Inspired by Emma’s sister, who has autism and cerebral palsy, Owl Song at Dawn is a novel about a fierce octogenarian who spends a lifetime in Morecambe Bay, trying to unlock the secrets of her exuberant yet inexplicable twin.
Maeve Maloney is a force to be reckoned with. Despite her advancing years, she keeps Sea View Lodge just as her parents did during Morecambe’s 1950s heyday. But now only her employees and regular guests recognise the tenderness and heartbreak hidden beneath her spikiness. Until, that is, Vincent shows up.
Vincent is the last person Maeve wants to see. He is the only man alive to have known her twin sister, Edie. The nightingale to Maeve’s crow, the dawn to Maeve’s dusk, Edie would have set her sights on the stage – all things being equal. But, from birth, things never were.
If only Maeve could confront the secret past she shares with Vincent, she might finally see what it means to love and be loved: a lesson that her exuberant yet inexplicable twin may have been trying to teach her all along.
In the excerpt below, Maeve is looking back on the night of their 21st birthday ...
From Owl Song at Dawn, By Emma Claire Sweeney
I see you, Edie, standing bare, your hands clasping my wrists, your face and breasts and hips in line with mine. You let me take your weight as you lift one leg over the rim of the tub and then you stumble slightly, and I move my hand to your armpit to steady you.
‘Nothing to worry about,’ you say.
You watch as I sprinkle baking soda into the water to soothe your nappy rash, as I work up a lather, as I rub a soapy cloth from your ears to your toes.
Your body has changed during my years at college: your breasts rounder, your legs stronger, your tummy – which you never did learn to pull in – a little plumper, perhaps. It’s hard to imagine that as a child you’d been matchstick thin. I take more notice of your body on this particular night, it being our 21st birthday. Later, I will run my new Max Factor lipstick across your fulsome lips. With your lovely bust and bright blue eyes, you would have been a real bombshell – all things being equal.

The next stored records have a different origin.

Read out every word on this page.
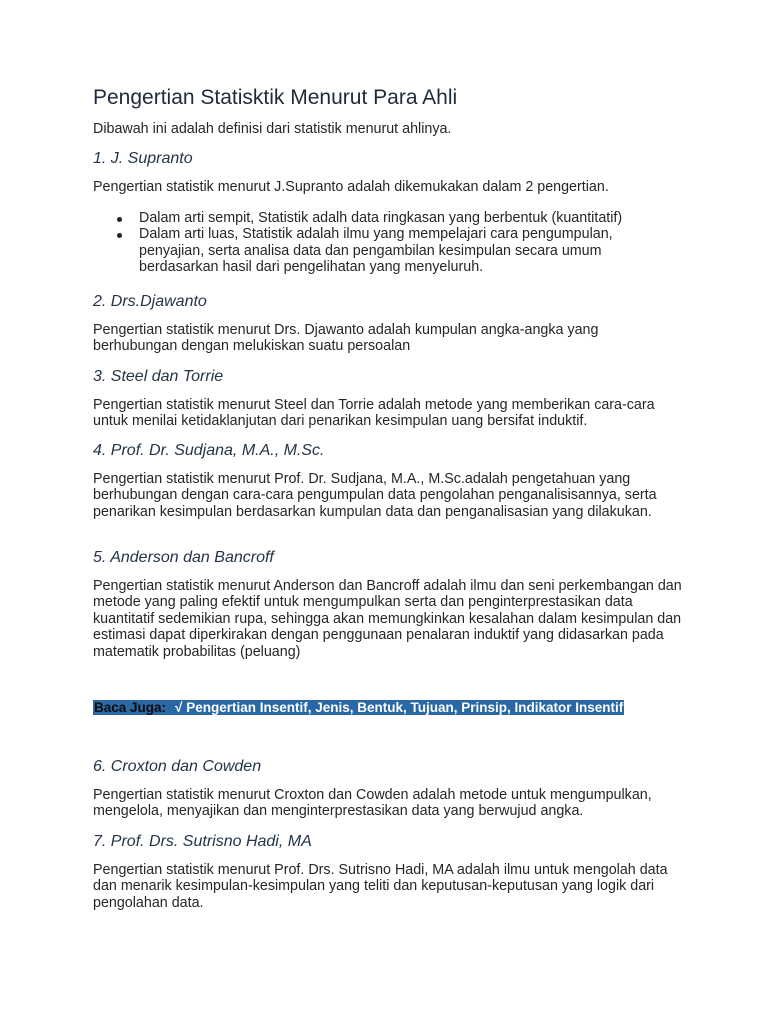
Pengertian Statisktik Menurut Para Ahli

Dibawah ini adalah definisi dari statistik menurut ahlinya.

1. J. Supranto

Pengertian statistik menurut J.Supranto adalah dikemukakan dalam 2 pengertian.

Dalam arti sempit, Statistik adalh data ringkasan yang berbentuk (kuantitatif)
Dalam arti luas, Statistik adalah ilmu yang mempelajari cara pengumpulan, penyajian, serta analisa data dan pengambilan kesimpulan secara umum berdasarkan hasil dari pengelihatan yang menyeluruh.
2. Drs.Djawanto

Pengertian statistik menurut Drs. Djawanto adalah kumpulan angka-angka yang berhubungan dengan melukiskan suatu persoalan

3. Steel dan Torrie

Pengertian statistik menurut Steel dan Torrie adalah metode yang memberikan cara-cara untuk menilai ketidaklanjutan dari penarikan kesimpulan uang bersifat induktif.

4. Prof. Dr. Sudjana, M.A., M.Sc.

Pengertian statistik menurut Prof. Dr. Sudjana, M.A., M.Sc.adalah pengetahuan yang berhubungan dengan cara-cara pengumpulan data pengolahan penganalisisannya, serta penarikan kesimpulan berdasarkan kumpulan data dan penganalisasian yang dilakukan.

5. Anderson dan Bancroff

Pengertian statistik menurut Anderson dan Bancroff adalah ilmu dan seni perkembangan dan metode yang paling efektif untuk mengumpulkan serta dan penginterprestasikan data kuantitatif sedemikian rupa, sehingga akan memungkinkan kesalahan dalam kesimpulan dan estimasi dapat diperkirakan dengan penggunaan penalaran induktif yang didasarkan pada matematik probabilitas (peluang)

Baca Juga: √ Pengertian Insentif, Jenis, Bentuk, Tujuan, Prinsip, Indikator Insentif
6. Croxton dan Cowden

Pengertian statistik menurut Croxton dan Cowden adalah metode untuk mengumpulkan, mengelola, menyajikan dan menginterprestasikan data yang berwujud angka.

7. Prof. Drs. Sutrisno Hadi, MA

Pengertian statistik menurut Prof. Drs. Sutrisno Hadi, MA adalah ilmu untuk mengolah data dan menarik kesimpulan-kesimpulan yang teliti dan keputusan-keputusan yang logik dari pengolahan data.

I still don’t know what caused your marionette limbs and wonky teeth and scarcity of words. Perhaps the town gossips were right and there was a deficiency in our genes; or perhaps it was down to Mum’s age; or our slightly premature birth; or perhaps the doctors didn’t notice that you lacked oxygen during our delivery; or perhaps I deprived you of nutrients or damaged you in the womb.
Even now, I see your eyelids crinkle shut as I massage your head with shampoo, as the water darkens your coppery hair, as it streams down your spine. I see you straining with concentration as I place the flannel in your palm.
Although I’ve asked you to scrub your armpits, you touch your elbow. ‘Up, up,’ I instruct, guiding your hand. ‘You can do it, I can help you.’
‘On my own!’ you call out, delight spreading across your face as the flannel touches your armpit, so I clap and cheer and call out, ‘Edith Mary Maloney is the cleverest girl in the seven seas!’
You keep repeating it over and over: ‘The cleverest girl in the seven seas!’ you exclaim, splashing foam high into the air. ‘The cleverest girl in the seven seas!’ A bubble lands on your nose, and you turn cross-eyed from staring at it so long.
But I also see the tufts of hair in your armpits, and I know that I should shave them: they will look unsightly with your new cap sleeve blouse. But I do not pick up the razor; I do not take the time to remove that hair.
I see you wriggling in the bathtub, water spraying across the room as you scissor kick your stiff legs just like Frank has shown you. I love to see Frank’s broad back bent low as he teaches you to dance. I love the way his large hands cup your tiny palms, lifting them up and down like an expert puppeteer.
I resume my bathing instructions (Where are your armpits? Where’s your front bottom? Where are your knees? Where are your feet?), but my mind is still on Frank. I imagine him watching me as I head down the staircase in my ocean-blue dress. I imagine the gimlets we’ll drink in the Rotunda Bar at the Midland Hotel, the jazz band that’ll play as we teach you to jive. You’ll quickly get exhausted and will want to sit on Dad’s knee. Then Frank will move me slowly round the dance floor, his legs pressed up against mine.
Little do I know that I will never again dance with a man; that you will never wear lipstick; that your legs and armpits will never be smooth. Little do I know that I will soon lose Mum and Dad and Frank and you. But I cannot lose the images of what happened that night.